Finding the perfect Mother’s Day gift can be a difficult, if not impossible, task. At least it’s fairly simple to figure out how treat your mother better than the average son or daughter this Sunday.
Do you have an above-average mom? Then she deserves an above-average Mother’s Day.
There is no shortage of consumer survey data out there concerning projected Mother’s Day spending this year. After an examination the numbers, we present five strategies to employ so that you can at least make the case you’ve gone over and above the average, mathematically speaking, to honor your mother.
Spend More Than $168.94
According to the National Retail Federation, consumers will spend an average of $168.94 on moms this Mother’s Day, an all-time high, up 11% from last year’s average of $152.52. These figures don’t necessarily represent spending on a single gift; instead, the average is the total amount the individual consumer spends on Mother’s Day—including restaurant meals, and gifts for one’s mother, as well as wives, mother-in-laws, and such. Among the hottest gifts this year is a category not usually associated with Mother’s Day: electronics. The NRF anticipates American consumers will drop a record-high $2.3 billion on electronics, up from $1.6 billion in 2012.
Spend More Than $40
If the NRF’s figure seems a bit too steep, consider the survey data from Offers.com. In its poll, 52% of respondents said that they would be spending $40 or under on a Mother’s Day gift. Go over that mark and you’re good.

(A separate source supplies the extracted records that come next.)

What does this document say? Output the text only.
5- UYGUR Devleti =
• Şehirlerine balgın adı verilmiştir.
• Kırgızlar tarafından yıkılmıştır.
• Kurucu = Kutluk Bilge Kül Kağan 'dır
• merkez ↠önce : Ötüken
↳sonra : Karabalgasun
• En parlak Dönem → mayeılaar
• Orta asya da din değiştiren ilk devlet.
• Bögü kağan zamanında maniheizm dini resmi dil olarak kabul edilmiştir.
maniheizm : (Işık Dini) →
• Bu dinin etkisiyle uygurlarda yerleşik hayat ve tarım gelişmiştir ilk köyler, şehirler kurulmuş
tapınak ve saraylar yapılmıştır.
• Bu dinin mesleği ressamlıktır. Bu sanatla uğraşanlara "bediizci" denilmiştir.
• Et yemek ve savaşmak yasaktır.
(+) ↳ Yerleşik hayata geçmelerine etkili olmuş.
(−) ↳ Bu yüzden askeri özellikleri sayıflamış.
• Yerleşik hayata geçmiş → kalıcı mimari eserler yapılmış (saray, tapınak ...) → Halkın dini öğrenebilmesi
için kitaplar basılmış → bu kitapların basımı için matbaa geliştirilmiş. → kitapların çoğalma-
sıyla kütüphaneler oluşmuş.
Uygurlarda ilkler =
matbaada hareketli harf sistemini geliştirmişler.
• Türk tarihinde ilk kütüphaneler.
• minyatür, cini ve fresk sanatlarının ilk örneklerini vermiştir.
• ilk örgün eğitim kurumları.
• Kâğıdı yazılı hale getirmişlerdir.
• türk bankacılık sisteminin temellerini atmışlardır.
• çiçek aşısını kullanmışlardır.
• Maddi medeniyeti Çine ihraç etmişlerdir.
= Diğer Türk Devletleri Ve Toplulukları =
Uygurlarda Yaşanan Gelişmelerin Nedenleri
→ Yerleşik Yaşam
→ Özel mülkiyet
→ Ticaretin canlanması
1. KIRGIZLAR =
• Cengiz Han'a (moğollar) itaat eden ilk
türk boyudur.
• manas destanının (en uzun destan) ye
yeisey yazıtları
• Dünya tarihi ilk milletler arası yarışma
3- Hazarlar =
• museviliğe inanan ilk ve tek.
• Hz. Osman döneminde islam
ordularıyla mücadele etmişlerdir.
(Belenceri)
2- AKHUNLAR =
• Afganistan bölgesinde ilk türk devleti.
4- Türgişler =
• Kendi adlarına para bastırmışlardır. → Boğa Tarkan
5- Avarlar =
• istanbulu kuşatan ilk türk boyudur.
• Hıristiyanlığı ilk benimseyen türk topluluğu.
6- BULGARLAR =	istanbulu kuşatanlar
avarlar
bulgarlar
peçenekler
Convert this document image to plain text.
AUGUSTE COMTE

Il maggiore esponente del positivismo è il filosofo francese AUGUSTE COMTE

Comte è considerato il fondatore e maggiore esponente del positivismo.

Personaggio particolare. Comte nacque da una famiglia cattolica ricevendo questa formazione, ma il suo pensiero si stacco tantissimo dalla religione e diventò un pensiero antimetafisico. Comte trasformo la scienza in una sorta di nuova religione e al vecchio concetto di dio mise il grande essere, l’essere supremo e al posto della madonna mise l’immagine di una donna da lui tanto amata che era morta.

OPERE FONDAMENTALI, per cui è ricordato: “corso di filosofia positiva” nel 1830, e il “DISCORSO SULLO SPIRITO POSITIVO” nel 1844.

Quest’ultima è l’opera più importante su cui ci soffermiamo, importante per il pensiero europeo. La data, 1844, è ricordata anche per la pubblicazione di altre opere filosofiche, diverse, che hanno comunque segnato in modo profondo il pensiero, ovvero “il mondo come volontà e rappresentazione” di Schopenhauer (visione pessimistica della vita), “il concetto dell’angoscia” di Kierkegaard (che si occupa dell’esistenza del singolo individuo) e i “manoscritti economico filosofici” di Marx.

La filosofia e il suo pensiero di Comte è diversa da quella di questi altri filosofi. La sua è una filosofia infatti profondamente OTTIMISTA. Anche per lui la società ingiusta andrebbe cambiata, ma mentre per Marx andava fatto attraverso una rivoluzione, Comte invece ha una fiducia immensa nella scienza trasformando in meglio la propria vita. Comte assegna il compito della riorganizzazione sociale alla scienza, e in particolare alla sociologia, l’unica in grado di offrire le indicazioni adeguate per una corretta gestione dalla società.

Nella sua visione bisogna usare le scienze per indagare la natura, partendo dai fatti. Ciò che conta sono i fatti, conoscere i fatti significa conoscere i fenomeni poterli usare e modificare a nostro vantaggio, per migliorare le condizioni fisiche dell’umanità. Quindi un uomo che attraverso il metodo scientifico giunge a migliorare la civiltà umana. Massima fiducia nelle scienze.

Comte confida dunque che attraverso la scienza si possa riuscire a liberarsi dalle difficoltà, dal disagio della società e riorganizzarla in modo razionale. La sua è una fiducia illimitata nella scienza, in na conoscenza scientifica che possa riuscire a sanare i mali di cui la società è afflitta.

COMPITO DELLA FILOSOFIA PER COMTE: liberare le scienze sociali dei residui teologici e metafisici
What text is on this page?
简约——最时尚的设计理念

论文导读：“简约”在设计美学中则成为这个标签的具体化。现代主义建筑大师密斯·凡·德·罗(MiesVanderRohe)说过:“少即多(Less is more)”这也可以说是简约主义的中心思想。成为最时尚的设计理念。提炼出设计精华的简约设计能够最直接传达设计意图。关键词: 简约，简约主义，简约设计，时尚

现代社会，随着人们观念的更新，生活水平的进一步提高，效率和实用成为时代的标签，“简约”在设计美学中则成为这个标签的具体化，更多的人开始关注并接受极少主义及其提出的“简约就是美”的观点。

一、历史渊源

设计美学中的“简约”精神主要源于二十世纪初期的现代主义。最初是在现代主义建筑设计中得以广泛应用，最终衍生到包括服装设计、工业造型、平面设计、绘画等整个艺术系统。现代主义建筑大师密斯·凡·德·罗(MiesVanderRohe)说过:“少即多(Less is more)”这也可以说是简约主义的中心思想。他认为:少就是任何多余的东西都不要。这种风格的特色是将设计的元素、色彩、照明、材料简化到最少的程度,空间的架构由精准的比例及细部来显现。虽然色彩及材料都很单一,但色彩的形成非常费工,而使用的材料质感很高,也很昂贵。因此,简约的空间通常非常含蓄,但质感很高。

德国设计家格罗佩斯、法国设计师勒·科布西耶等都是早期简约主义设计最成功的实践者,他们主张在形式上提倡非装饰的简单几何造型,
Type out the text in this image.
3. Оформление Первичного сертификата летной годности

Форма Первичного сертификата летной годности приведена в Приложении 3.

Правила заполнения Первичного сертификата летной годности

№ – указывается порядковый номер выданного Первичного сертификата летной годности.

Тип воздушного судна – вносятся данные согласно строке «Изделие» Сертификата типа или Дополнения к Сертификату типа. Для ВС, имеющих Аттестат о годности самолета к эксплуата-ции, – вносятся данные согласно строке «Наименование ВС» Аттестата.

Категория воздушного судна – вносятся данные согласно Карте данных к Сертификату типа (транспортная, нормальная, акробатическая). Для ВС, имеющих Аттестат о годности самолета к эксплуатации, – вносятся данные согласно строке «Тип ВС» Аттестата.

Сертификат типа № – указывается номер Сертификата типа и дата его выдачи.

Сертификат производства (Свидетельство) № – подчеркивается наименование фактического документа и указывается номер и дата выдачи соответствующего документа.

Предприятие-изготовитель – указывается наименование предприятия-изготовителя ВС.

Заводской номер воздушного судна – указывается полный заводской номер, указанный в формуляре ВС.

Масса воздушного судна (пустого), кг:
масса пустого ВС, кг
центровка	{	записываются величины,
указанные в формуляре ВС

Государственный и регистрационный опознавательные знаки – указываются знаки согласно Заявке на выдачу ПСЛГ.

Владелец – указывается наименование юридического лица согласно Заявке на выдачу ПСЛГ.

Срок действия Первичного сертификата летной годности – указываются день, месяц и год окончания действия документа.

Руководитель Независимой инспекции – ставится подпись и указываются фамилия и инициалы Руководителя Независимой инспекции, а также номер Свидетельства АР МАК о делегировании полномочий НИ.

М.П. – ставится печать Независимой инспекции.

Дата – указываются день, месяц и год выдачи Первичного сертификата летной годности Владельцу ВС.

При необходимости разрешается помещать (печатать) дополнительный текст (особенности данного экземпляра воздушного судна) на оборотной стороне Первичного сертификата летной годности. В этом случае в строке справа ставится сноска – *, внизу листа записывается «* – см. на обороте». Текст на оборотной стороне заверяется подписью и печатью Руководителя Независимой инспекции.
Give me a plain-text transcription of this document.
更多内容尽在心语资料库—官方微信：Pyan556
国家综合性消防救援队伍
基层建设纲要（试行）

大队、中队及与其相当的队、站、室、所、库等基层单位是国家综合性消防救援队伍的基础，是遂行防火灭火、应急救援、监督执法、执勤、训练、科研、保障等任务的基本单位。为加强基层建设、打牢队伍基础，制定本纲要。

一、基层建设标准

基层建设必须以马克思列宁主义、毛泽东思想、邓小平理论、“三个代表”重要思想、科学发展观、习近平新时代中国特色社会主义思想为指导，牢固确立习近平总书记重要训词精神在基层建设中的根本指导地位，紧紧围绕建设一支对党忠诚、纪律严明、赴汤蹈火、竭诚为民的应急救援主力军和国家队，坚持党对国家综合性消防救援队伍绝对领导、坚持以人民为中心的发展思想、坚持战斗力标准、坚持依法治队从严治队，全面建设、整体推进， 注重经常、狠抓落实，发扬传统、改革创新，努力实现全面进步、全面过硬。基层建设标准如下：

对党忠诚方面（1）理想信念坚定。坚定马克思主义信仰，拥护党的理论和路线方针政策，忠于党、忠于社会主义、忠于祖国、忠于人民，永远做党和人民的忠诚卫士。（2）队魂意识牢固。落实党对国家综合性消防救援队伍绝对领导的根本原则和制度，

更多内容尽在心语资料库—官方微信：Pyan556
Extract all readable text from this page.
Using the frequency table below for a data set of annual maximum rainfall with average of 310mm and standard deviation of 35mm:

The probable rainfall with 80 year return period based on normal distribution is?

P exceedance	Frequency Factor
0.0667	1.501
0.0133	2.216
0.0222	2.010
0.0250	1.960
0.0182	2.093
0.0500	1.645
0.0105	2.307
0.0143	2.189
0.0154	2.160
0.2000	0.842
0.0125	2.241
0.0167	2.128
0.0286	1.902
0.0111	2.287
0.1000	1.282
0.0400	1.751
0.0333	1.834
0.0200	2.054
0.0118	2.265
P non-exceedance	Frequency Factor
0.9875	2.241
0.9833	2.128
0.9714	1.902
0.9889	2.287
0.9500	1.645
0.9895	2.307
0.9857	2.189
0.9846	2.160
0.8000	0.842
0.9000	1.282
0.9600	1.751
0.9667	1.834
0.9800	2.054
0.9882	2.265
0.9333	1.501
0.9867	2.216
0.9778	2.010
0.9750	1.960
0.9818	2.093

Buy Something That’s (Yikes) Not on Sale
In a PriceGrabber poll, 55% of online shoppers said that free shipping would help entice them to buy a produce for service for Mother’s day, while 44% indicated a price cut would do the trick. Just 23% of shoppers said that retailer tactics would not influence their Mother’s Day buying decisions in any way—presumably because they’ve already made up their minds about the perfect gift for mom, and a 10% off promotional code won’t make a difference.
Go Out to More than One Restaurant Meal
Tons of sons and daughters take their mothers out to a restaurant on Mother’s Day. According to the National Restaurant Association, more than one-quarter of Americans plan on dining out on Mother’s Day, and another 10% will get restaurant takeout or delivery. Among those who plan on dining out, there’s an elite group that’s sure to be in mom’s good graces—the 23% who will be eating at restaurants for more than one meal on Sunday. Hopefully, it’s not Mom who is picking up any of the bills, and hopefully, sons, daughters, and dads aren’t counting IKEA as one of those restaurant meals; the furniture giant is offering free breakfast and coffee (normal price: $1.98 total) on Mother’s Day. And unless you absolutely know your mom would just love this deal, it’s probably unwise to take advantage of the “moms eat free” offer at Hooters on Mother’s Day.
Just Spend a Little More Than Last Year
In sharp contrast to NRF’s data indicating that Mother’s Day expenditures will rise over 10% this year, the research firm IBISWorld estimates that gift spending for the holiday will inch up by a mere 0.2% compared to last year. Spending on flowers and gift cards is expected to be up a bit (3.9% and 2.2%, respectively), at the same time that money allocated to Mother’s Day greeting cards and, interestingly, electronics is supposed to be down by 5.3%.
So overall, if your mom was happy on Mother’s Day last year, you’re probably safe if you basically do a repeat performance. You know mothers, though. It couldn’t hurt to spend just a little more, or do something extra to make Mother’s Day this year a wee bit more special.